The opening reference to Galileo puts us within the thinking of The Crisis.  The specific question of the piece, ‘the origin of geometry’ is an unexpectedly historical one’.  Husserl has no interest in the ‘historical’ first geometers, even if they could be determined (which is highly unlikely).  What Husserl is interested in is the genesis of the idea, the original sense of geometry – the point at which it ceased to be a psychic object – in the head of one ‘inventor’, and became an ‘ideal object’, accessible for everyone, at any time, in any place or language, and the manner in which it did so.  What are the conditions of such a genesis, and what might have been lost in the process?

Now, there are a range of moves which Husserl needs to assure, in order to justify his investigation, and provide it with a sure footing, and it’s fascinating to watch Husserl’s mind at work – so rigorous, methodical and careful.  Geometry  takes on an exemplary role in this investigation: through this investigation Husserl is hoping to “take possession of the meaning, method, and beginning of philosophy, the one philosophy to which our life seeks to be and ought to be devoted.”  Not only does the origin of geometry reveal problems of meaning, science, history of science, and universal history in general (as if these weren’t enough!), but it also merges with the problem of the securing of the unity and meaning of philosophy itself.

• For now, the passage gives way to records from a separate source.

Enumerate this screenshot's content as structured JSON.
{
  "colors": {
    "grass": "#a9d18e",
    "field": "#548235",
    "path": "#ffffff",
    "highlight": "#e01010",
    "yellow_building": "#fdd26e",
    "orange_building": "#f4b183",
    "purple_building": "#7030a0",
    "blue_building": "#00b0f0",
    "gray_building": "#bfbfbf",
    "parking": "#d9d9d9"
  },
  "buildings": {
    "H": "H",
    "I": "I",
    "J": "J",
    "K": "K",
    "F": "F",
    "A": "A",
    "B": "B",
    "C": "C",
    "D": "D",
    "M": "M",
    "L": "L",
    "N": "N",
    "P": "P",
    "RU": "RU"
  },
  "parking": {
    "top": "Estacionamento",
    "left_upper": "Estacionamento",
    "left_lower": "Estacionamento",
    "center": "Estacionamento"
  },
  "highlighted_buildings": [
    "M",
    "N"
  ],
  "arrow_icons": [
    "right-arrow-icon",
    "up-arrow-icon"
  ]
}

Firstly, Husserl must establish the manner in which he might “reawaken” such origins.  He proceeds through the function of traditions and their horizon of human civilisation.  For geometry, as for all sciences, their beginnings are contained, “submerged” within their traditions.  From their first “acquisition” onwards,  all acquisitions of a science contain their validity as part of a continuous synthesis, sedimenting previous acquisitions beneath the most recent.  Thus, geometry, though ideal, must have had an historical beginning.

But within its meaning as science, geometry includes its progression from acquisition to acquisition.  Therefore, at the first acquisition, geometry was not present in its full meaning as science.  Which is to say, the inventor of geometry would not be aware of geometry as a science, while the first inheritors of geometry as science had already received it from the past, already existing.

Even the successful realisation of geometrical self evidence within the head of the inventor does not count as ideal objectivity.  Psychic objectivity is not ideal objectivity.  Rather, it is through language – and therefore within the context of an intersubjective and linguistic community, that the geometrical object receives its “linguistic living body”.